La legittimazione per l’accesso agli atti presuppone la dimostrazione che gli atti oggetto dell’istanza siano in grado di spiegare effetti diretti o indiretti nella sfera giuridica dell’istante; inoltre, la posizione da tutelare deve risultare collegata ai documenti. È questa, in sintesi, la risposta del Ministero dell’interno ad una richiesta di parere di un Sindaco sull’ammissibilità di una richiesta di accesso agli atti presentata da un ex dipendente del Comune. Quest’ultimo, dopo aver segnalato la mancanza di alcuni atti del 2018 nell’albo pretorio storico (poi reinseriti con il supporto della società informatica), ha chiesto una relazione dettagliata sulle cause del disservizio tecnico, motivando l’istanza genericamente con “motivi di giustizia” e dichiarandosi portatore di un interesse giuridicamente rilevante.
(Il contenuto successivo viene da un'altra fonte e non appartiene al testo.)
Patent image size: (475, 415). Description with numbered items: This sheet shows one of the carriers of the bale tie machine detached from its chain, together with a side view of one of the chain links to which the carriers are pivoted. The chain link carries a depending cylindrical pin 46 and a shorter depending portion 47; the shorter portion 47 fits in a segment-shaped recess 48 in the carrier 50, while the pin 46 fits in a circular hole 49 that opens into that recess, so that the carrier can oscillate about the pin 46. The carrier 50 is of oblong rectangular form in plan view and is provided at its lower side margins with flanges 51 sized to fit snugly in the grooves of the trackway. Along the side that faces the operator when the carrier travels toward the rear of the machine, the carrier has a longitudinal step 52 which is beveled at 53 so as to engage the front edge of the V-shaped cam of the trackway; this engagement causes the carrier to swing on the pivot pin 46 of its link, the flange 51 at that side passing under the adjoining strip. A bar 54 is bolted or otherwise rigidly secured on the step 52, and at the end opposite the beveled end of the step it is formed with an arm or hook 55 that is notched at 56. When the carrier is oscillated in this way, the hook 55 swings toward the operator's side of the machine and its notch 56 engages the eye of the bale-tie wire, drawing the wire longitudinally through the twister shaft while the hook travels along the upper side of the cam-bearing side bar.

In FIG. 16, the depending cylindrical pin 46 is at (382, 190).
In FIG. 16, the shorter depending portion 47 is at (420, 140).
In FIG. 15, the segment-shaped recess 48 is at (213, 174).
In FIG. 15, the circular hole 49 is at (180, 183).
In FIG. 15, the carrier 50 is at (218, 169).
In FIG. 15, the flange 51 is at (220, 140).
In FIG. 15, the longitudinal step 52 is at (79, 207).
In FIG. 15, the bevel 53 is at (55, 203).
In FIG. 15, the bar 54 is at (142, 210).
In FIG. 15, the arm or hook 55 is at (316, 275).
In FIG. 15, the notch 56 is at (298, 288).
Il parere richiama la disciplina dell’accesso agli atti prevista dalla Legge 7 agosto 1990, n. 241, che agli articoli 22 e seguenti stabilisce come possano accedere solo i soggetti titolari di un interesse diretto, concreto e attuale, collegato al documento richiesto. Inoltre, la richiesta deve essere adeguatamente motivata.
La giurisprudenza, tra cui il TAR Lombardia (sent. 6 ottobre 2023, n. 2223) e il TAR Lazio (sent. 10 febbraio 2023, n. 2297), in linea con il Consiglio di Stato, ha chiarito che l’interesse deve essere non solo attuale e concreto, ma anche strumentale alla tutela di una specifica posizione giuridica, e tale collegamento deve emergere chiaramente dalla motivazione dell’istanza.
Nel caso esaminato, la richiesta fondata unicamente su generici “motivi di giustizia” non appare idonea a dimostrare un interesse diretto e concreto né un collegamento tra i documenti richiesti e una posizione giuridica da tutelare. Pertanto, alla luce del quadro normativo e giurisprudenziale, l’ente non è tenuto ad accogliere l’istanza ai sensi della legge 241/1990.